IRS audit guidance stresses careful review of foreign currency choices

TAX ALERT  | 

The IRS recently issued new audit guidance, see FCU/C/18 03 02-01, aimed at assisting agents in dealing with the complex rules of determining the proper functional currency of a foreign branch operation. Referred to as an internal practice unit, this guidance generally instructs auditors to initially use a facts and circumstances approach to determine the correct functional currency of a foreign business unit for federal income tax purposes. However, this guidance also includes a focus on further analysis of an multinational entities qualified business units (QBUs) when auditing functional currency determinations. The presence of this guidance likely indicates higher scrutiny of foreign currency transactions by IRS agents.
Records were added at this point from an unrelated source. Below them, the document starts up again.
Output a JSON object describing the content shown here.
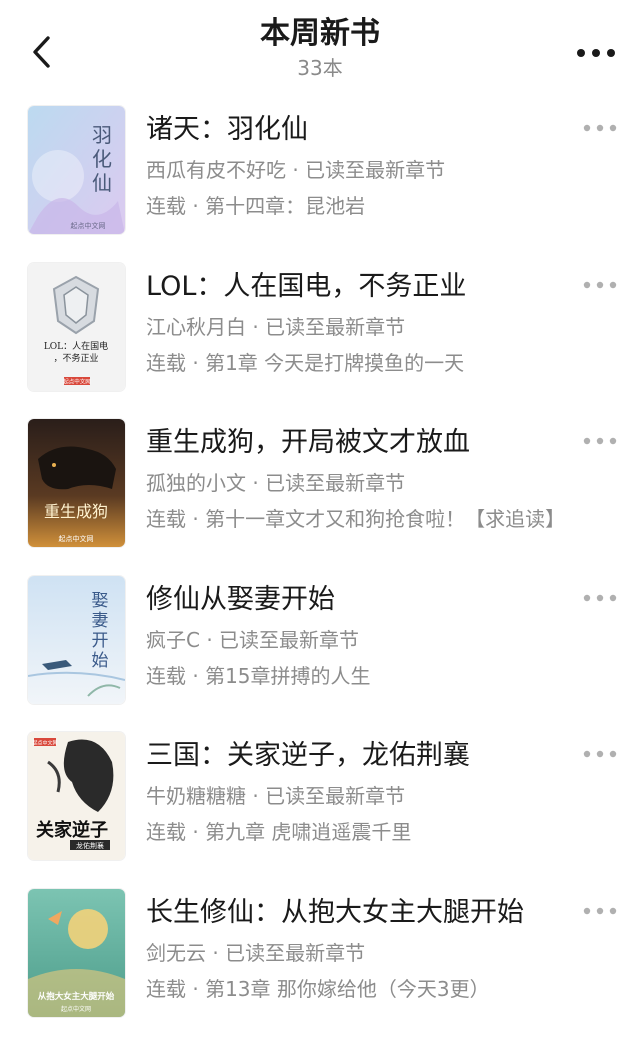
{
  "header": {
    "title": "本周新书",
    "count": "33本"
  },
  "books": [
    {
      "title": "诸天：羽化仙",
      "meta": "西瓜有皮不好吃 · 已读至最新章节",
      "chapter": "连载 · 第十四章：昆池岩",
      "cover_text": "羽化仙",
      "cover_publisher": "起点中文网",
      "cover_colors": [
        "#b9d6ea",
        "#d9c8ea"
      ]
    },
    {
      "title": "LOL：人在国电，不务正业",
      "meta": "江心秋月白 · 已读至最新章节",
      "chapter": "连载 · 第1章 今天是打牌摸鱼的一天",
      "cover_text": "LOL：人在国电，不务正业",
      "cover_publisher": "起点中文网",
      "cover_colors": [
        "#f4f4f4",
        "#e8e8e8"
      ]
    },
    {
      "title": "重生成狗，开局被文才放血",
      "meta": "孤独的小文 · 已读至最新章节",
      "chapter": "连载 · 第十一章文才又和狗抢食啦！【求追读】",
      "cover_text": "重生成狗",
      "cover_publisher": "起点中文网",
      "cover_colors": [
        "#3a2a22",
        "#c98a3a"
      ]
    },
    {
      "title": "修仙从娶妻开始",
      "meta": "疯子C · 已读至最新章节",
      "chapter": "连载 · 第15章拼搏的人生",
      "cover_text": "娶妻开始",
      "cover_publisher": "",
      "cover_colors": [
        "#d6e6f4",
        "#eef3f8"
      ]
    },
    {
      "title": "三国：关家逆子，龙佑荆襄",
      "meta": "牛奶糖糖糖 · 已读至最新章节",
      "chapter": "连载 · 第九章 虎啸逍遥震千里",
      "cover_text": "关家逆子",
      "cover_publisher": "起点中文网",
      "cover_colors": [
        "#f6f2ea",
        "#2a2a2a"
      ]
    },
    {
      "title": "长生修仙：从抱大女主大腿开始",
      "meta": "剑无云 · 已读至最新章节",
      "chapter": "连载 · 第13章 那你嫁给他（今天3更）",
      "cover_text": "从抱大女主大腿开始",
      "cover_publisher": "起点中文网",
      "cover_colors": [
        "#6fb9a8",
        "#e9c97a"
      ]
    }
  ]
}
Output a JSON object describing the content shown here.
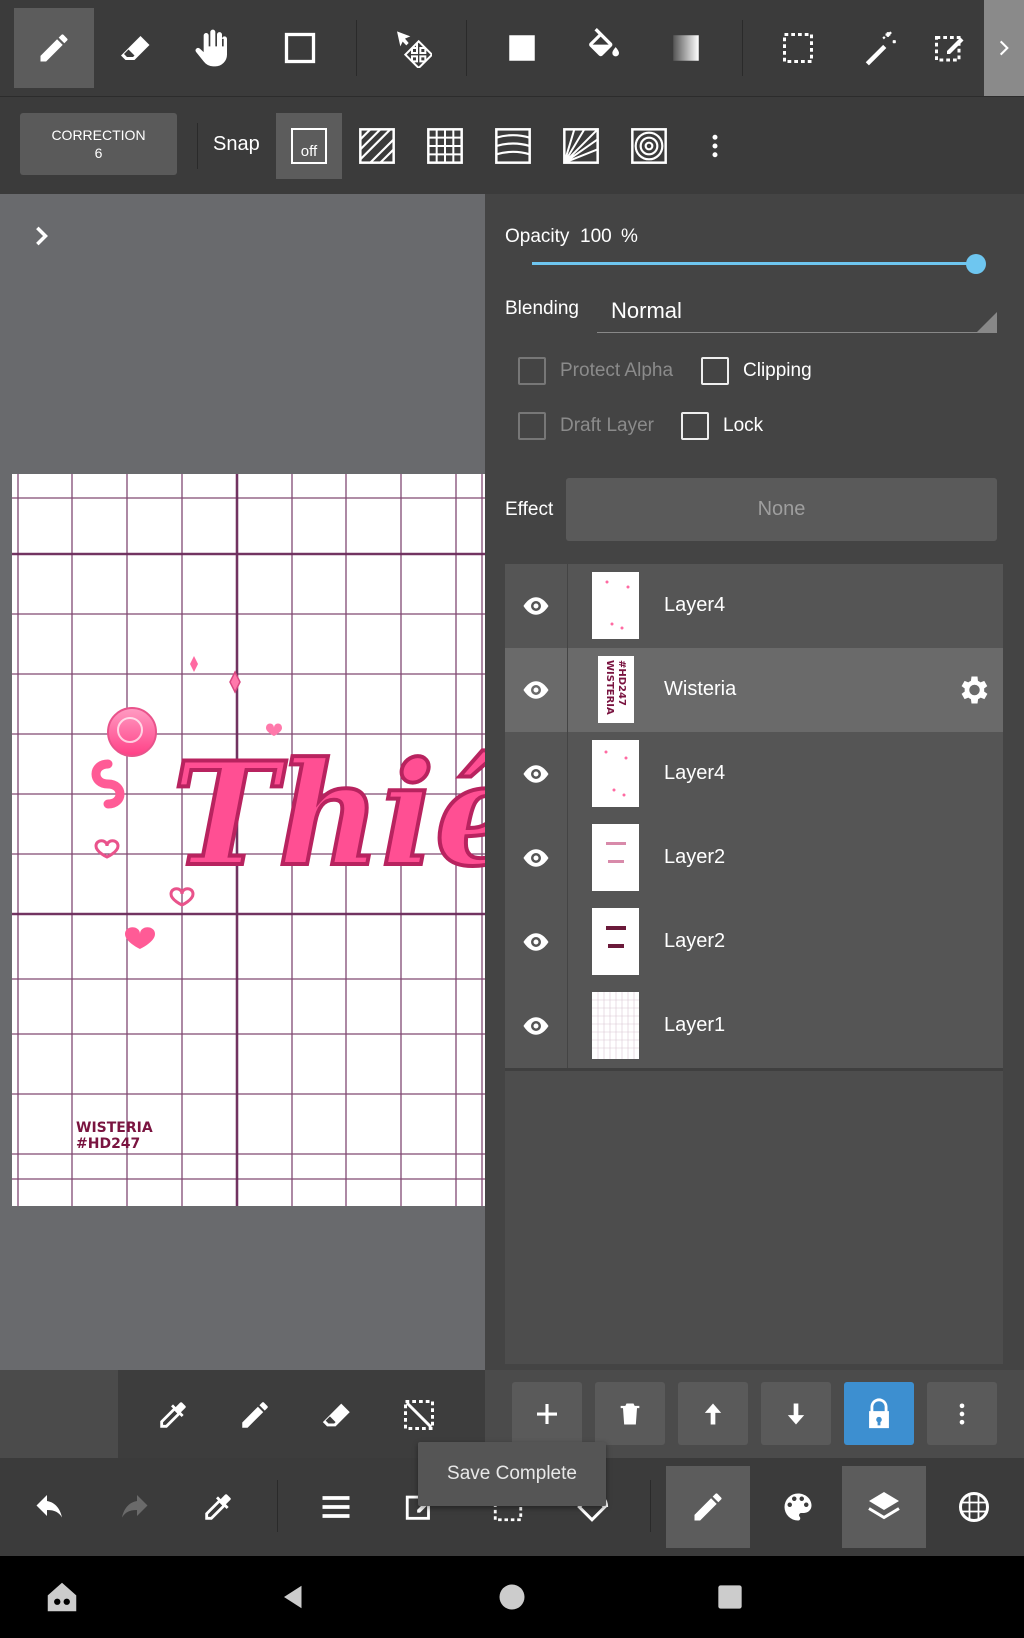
{
  "toolbar": {
    "tools": [
      "brush-tool",
      "eraser-tool",
      "hand-tool",
      "shape-tool",
      "transform-tool",
      "fill-rect-tool",
      "bucket-tool",
      "gradient-tool",
      "select-rect-tool",
      "magic-wand-tool",
      "select-pen-tool"
    ],
    "selected": "brush-tool"
  },
  "subbar": {
    "correction_label": "CORRECTION",
    "correction_value": "6",
    "snap_label": "Snap",
    "snap_off": "off"
  },
  "panel": {
    "opacity_label": "Opacity",
    "opacity_value": "100",
    "opacity_unit": "%",
    "opacity_fraction": 1.0,
    "blending_label": "Blending",
    "blending_value": "Normal",
    "protect_alpha": "Protect Alpha",
    "clipping": "Clipping",
    "draft_layer": "Draft Layer",
    "lock": "Lock",
    "effect_label": "Effect",
    "effect_value": "None"
  },
  "layers": [
    {
      "name": "Layer4",
      "selected": false
    },
    {
      "name": "Wisteria",
      "selected": true
    },
    {
      "name": "Layer4",
      "selected": false
    },
    {
      "name": "Layer2",
      "selected": false
    },
    {
      "name": "Layer2",
      "selected": false
    },
    {
      "name": "Layer1",
      "selected": false
    }
  ],
  "canvas": {
    "headline": "Thiê",
    "watermark_line1": "WISTERIA",
    "watermark_line2": "#HD247"
  },
  "toast": "Save Complete",
  "colors": {
    "accent_blue": "#3d8fd0",
    "slider": "#6ec6f0",
    "pink": "#ff4f93",
    "grid": "#6b2a5a"
  }
}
For federal income tax purposes, a QBU is any distinct and clearly identified business unit for which a taxpayer maintains a separate set of books and records. The Internal Revenue Code generally requires QBUs to report activity from their operations in the currency of the economic environment in which a significant portion of their operations are conducted. Under relevant regulations, this determination is made using an ‘all facts and circumstances’ test and points to several factors on which to base this analysis. These factors include such things as the QBU’s country of residency, location of its books and records, location of operations and sales markets to name a few.  

In the new guidance, the all facts and circumstances test is used as the initial approach. However, the guidance goes on to instruct auditors to delve further into the QBU’s environment and obtain additional relevant information when making a determination of functional currency. Specifically, the guide points auditors to look to certain factors related to a QBU, such as business purpose, business management and any prior changes in functional currency in making a functional currency determination.

While this guidance does not stray far from the rules contained in existing rules and regulations, it underscores the need for multinational businesses to thoroughly document the choice of a functional currency for their foreign operations since the IRS is likely to focus on this issue.